The images in a lover’s frame
Exhibition captures time of Man Ray and Lee Miller’s intense and productive relationship
SALEM — Couples don’t come much odder. Lee Miller (1907-77) possessed an aloof, even lofty beauty that had made her one of Edward Steichen’s favorite models and put her on the cover of Vogue when she was 19. Notably older, Man Ray (1890-1976) was also notably less attractive. Frizzy hair and bulging, pouchy eyes gave him the look of a demented accountant — not that the resemblance ended there.
Yet their being a couple made perfect sense artistically. “I would rather take a picture than be one,’’ Miller once said. In 1929, when she moved to Paris to study photography with him, Man Ray had already emerged as a leading light of Surrealism. For much of the next three years, they would be lovers, collaborators, and, for lack of a better term, mutual muses.
The standard interpretation of their relationship is as artist and model, with Miller not emerging as a fine photographer in her own right until several years later. “Man Ray/Lee Miller, Partners in Surrealism,’’ which opens tomorrow at the Peabody Essex Museum and runs through Dec. 4, argues otherwise.

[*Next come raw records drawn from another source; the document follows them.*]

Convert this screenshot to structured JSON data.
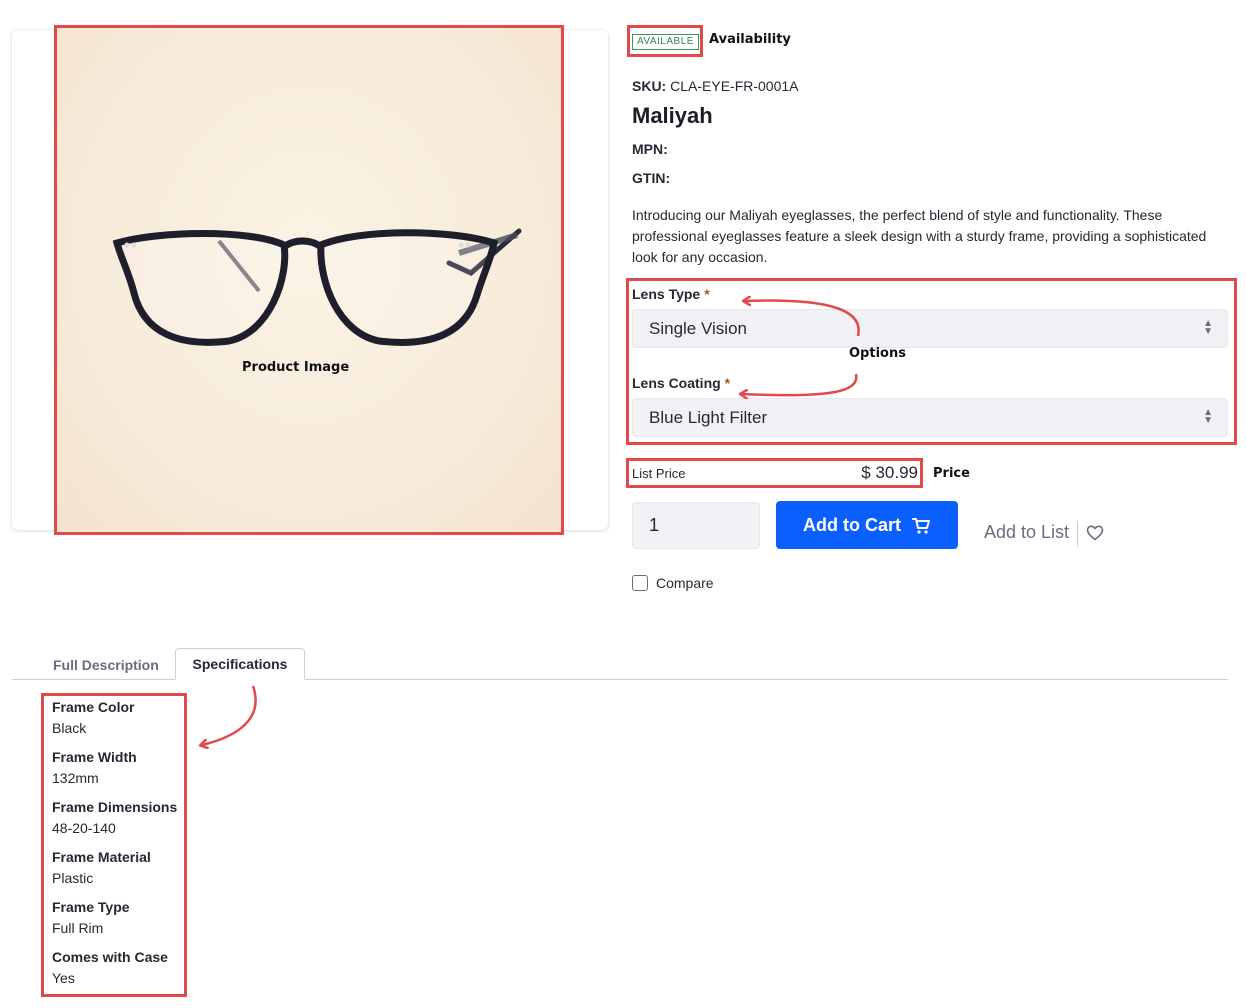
{
  "image": {
    "annotation_label": "Product Image"
  },
  "availability": {
    "badge": "AVAILABLE",
    "annotation_label": "Availability"
  },
  "product": {
    "sku_label": "SKU:",
    "sku_value": "CLA-EYE-FR-0001A",
    "name": "Maliyah",
    "mpn_label": "MPN:",
    "gtin_label": "GTIN:",
    "description": "Introducing our Maliyah eyeglasses, the perfect blend of style and functionality. These professional eyeglasses feature a sleek design with a sturdy frame, providing a sophisticated look for any occasion."
  },
  "options": {
    "annotation_label": "Options",
    "lens_type": {
      "label": "Lens Type",
      "required_marker": "*",
      "value": "Single Vision"
    },
    "lens_coating": {
      "label": "Lens Coating",
      "required_marker": "*",
      "value": "Blue Light Filter"
    }
  },
  "price": {
    "list_label": "List Price",
    "list_value": "$ 30.99",
    "annotation_label": "Price"
  },
  "cart": {
    "quantity": "1",
    "add_to_cart_label": "Add to Cart",
    "add_to_list_label": "Add to List",
    "compare_label": "Compare"
  },
  "tabs": [
    {
      "label": "Full Description",
      "active": false
    },
    {
      "label": "Specifications",
      "active": true
    }
  ],
  "specifications": [
    {
      "name": "Frame Color",
      "value": "Black"
    },
    {
      "name": "Frame Width",
      "value": "132mm"
    },
    {
      "name": "Frame Dimensions",
      "value": "48-20-140"
    },
    {
      "name": "Frame Material",
      "value": "Plastic"
    },
    {
      "name": "Frame Type",
      "value": "Full Rim"
    },
    {
      "name": "Comes with Case",
      "value": "Yes"
    }
  ],
  "colors": {
    "annotation_red": "#e2494b",
    "primary_blue": "#0b5fff",
    "available_green": "#2f8a4b"
  }
}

The key word in the title of this rich and richly varied show is partners. Obviously, Miller provided Man Ray with inspiration. The word is, in fact, nowhere near strong enough. You see it in the 1929 portrait where she seems to float horizontally, as if the figurehead on the flagship of a fleet sailing into the future. Actually, Miller posed standing up, with her head thrust back against the wall. Man Ray, being Man Ray (meaning as practical as he was sly), manipulated it simply by rotating the print 90 degrees to get the desired effect.
You see the inspiration even more in the carnal reverence his camera accorded Miller in the many nudes he took of her during their time together — and reverence was not a common Man Ray response to anything. His photograph here “The Prayer’’ subverts its title with deadpan glee. It shows a nude woman’s buttocks, her hands clasped beneath them, as if beseeching a porcelain god. Sacrilege doesn’t come much more sacrilegious than that.

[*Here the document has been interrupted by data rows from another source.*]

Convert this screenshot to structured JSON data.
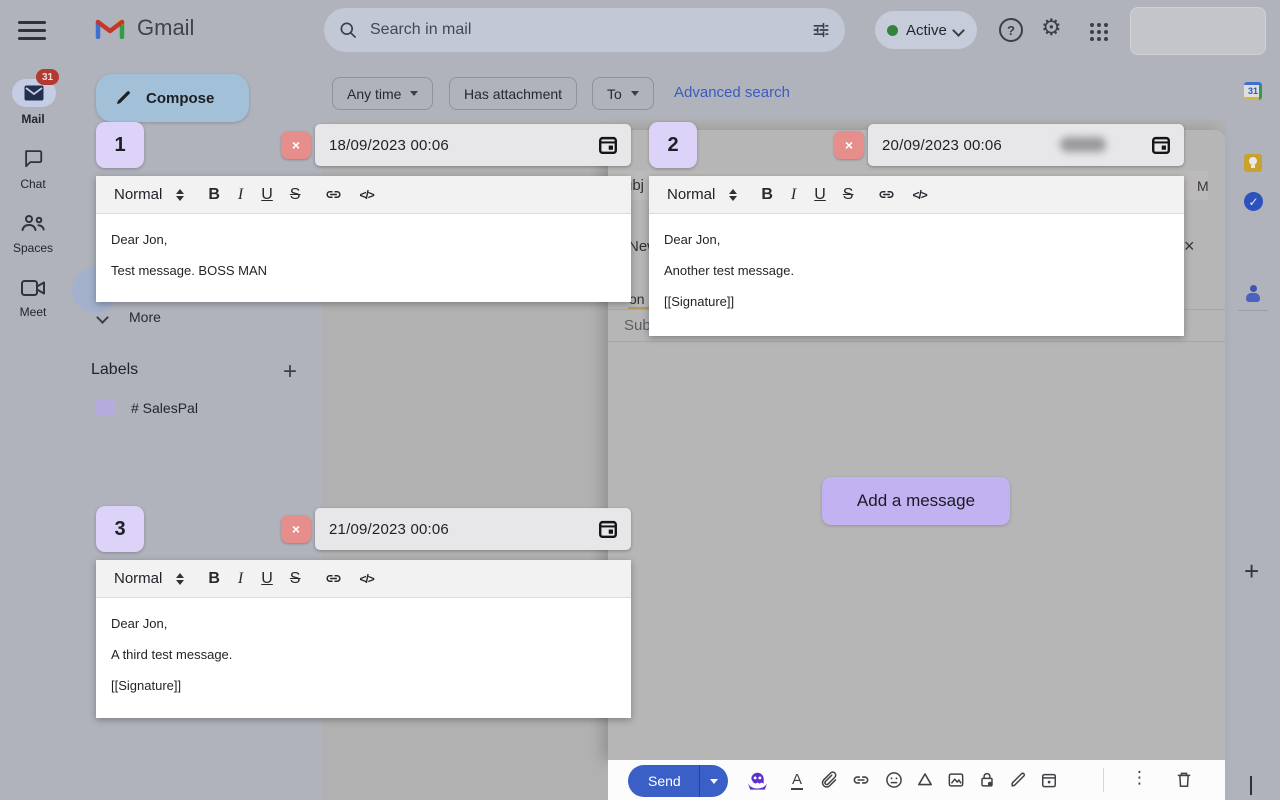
{
  "topbar": {
    "logo_text": "Gmail",
    "search_placeholder": "Search in mail",
    "status_label": "Active",
    "help_glyph": "?"
  },
  "filters": {
    "any_time": "Any time",
    "has_attachment": "Has attachment",
    "to": "To",
    "advanced_search": "Advanced search"
  },
  "nav_rail": {
    "items": [
      {
        "label": "Mail",
        "badge": "31"
      },
      {
        "label": "Chat"
      },
      {
        "label": "Spaces"
      },
      {
        "label": "Meet"
      }
    ]
  },
  "sidebar": {
    "compose_label": "Compose",
    "more_label": "More",
    "labels_heading": "Labels",
    "add_label_glyph": "+",
    "label_item": "# SalesPal"
  },
  "editor_toolbar": {
    "paragraph_style": "Normal",
    "bold": "B",
    "italic": "I",
    "underline": "U",
    "strikethrough": "S",
    "code": "</>"
  },
  "followups": {
    "close_glyph": "×",
    "add_message_label": "Add a message",
    "panels": [
      {
        "number": "1",
        "datetime": "18/09/2023 00:06",
        "lines": [
          "Dear Jon,",
          "Test message. BOSS MAN"
        ]
      },
      {
        "number": "2",
        "datetime": "20/09/2023 00:06",
        "lines": [
          "Dear Jon,",
          "Another test message.",
          "[[Signature]]"
        ]
      },
      {
        "number": "3",
        "datetime": "21/09/2023 00:06",
        "lines": [
          "Dear Jon,",
          "A third test message.",
          "[[Signature]]"
        ]
      }
    ]
  },
  "compose_background": {
    "subject_top_fragment": "ubj",
    "time_fragment": "M",
    "header_fragment": "New",
    "close_glyph": "×",
    "recipient_fragment": "on",
    "subject_fragment": "Sub"
  },
  "send_toolbar": {
    "send_label": "Send",
    "format_letter": "A",
    "more_options_glyph": "⋮"
  },
  "side_panel": {
    "calendar_day": "31",
    "add_glyph": "+"
  },
  "colors": {
    "badge_purple": "#ddd3f8",
    "button_purple": "#c2b2f2",
    "close_red": "#e58e8c",
    "send_blue": "#3a60c8",
    "link_blue": "#3b5bbf",
    "active_green": "#35823c",
    "ghost_purple": "#5b2fd0"
  }
}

You can see the inspiration most clearly — most alarmingly, too — in the almost demonic agitation that fills the work he did in the wake of her leaving him. Eighty years later, “Observatory Time — The Lovers’’ with its rendering of Miller’s very red lips floating in the clouds, looks like a giddy premonition of Pop Art. Yet that reading obscures the sublimated desire and rage that fill the image. It’s one of the great renderings in 20th-century art of thwarted longing.

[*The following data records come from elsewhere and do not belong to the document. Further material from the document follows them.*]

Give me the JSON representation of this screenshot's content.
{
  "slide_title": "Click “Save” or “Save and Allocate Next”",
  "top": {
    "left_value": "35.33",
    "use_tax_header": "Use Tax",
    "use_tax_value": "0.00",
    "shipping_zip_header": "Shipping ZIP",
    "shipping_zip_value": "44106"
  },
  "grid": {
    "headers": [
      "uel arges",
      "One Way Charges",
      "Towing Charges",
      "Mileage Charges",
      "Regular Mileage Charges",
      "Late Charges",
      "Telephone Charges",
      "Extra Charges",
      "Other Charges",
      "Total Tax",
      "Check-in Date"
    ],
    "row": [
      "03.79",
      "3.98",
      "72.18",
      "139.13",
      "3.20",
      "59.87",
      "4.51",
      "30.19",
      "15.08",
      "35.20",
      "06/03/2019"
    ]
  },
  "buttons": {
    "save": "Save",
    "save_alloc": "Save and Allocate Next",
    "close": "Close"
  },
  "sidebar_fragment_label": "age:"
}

Or there’s the even more famous “Indestructible Object’’ (originally, “Object to Be Destroyed’’), from 1932. It consists of a metronome with a cutout of Miller’s eye — and she had astonishingly beautiful eyes — attached to the pendulum. The work came with instructions. They concluded, “Keep going to the limit of endurance. With a hammer well-aimed, try to destroy the whole in a single blow.’’ Has a spurned lover ever offered a more diabolical riposte? Tormented, Man Ray at once fetishizes her and lovingly invokes her demolition.
Beyond inspiration was partnership. Together they developed the technique of solarization, which involves exposing already exposed film in the darkroom. This can produce strikingly otherworldly results, as in “Solarized Portrait of Lee Miller.’’ Rather than wearing a figurative halo, Miller becomes one in toto. The epitome of their collaboration might be “Neck.’’ It shows Miller’s head in quarter profile above her sinuously curved neck. Man Ray took the photograph, only to throw away the negative. Miller retrieved and printed it. In a further twist, he would put the image in his painting “The Artist’s Home.’’ The question of attribution blurs into one of identity.
Man Ray wasn’t the only photographer influencing Miller. The show includes 19 examples of her early work. Two pictures of carousels look uncannily like Atgets. The dramatic use of shadows in “Tanja Ramm With Cloak’’ is very Steichen. “Observatory Time’’ isn’t the only instance of prefiguring. “Untitled (Woman With Hand on Head)’’ could easily be mistaken for a picture Lisette Model might have taken. Yet Model, also in Paris then, didn’t take up photography until the year after Miller returned to New York. Clearly, there was something in the Parisian air.
The show devotes a section to the creative circle — painters, writers, sculptors — that Man Ray and Miller belonged to in Paris: Picasso, Dora Maar, Alexander Calder, the poet Paul Eluard, the painter Roland Penrose, who would marry Miller, in 1947. Besides photographs, the 75 or so items on display include paintings, books, drawings, letters — and a cigar box Man Ray rather enchantingly reworked in 1974 as a gift for Miller. Reconciling later in the ’30s, they remained close friends until Man Ray’s death. Their relationship was a different kind of indestructible object.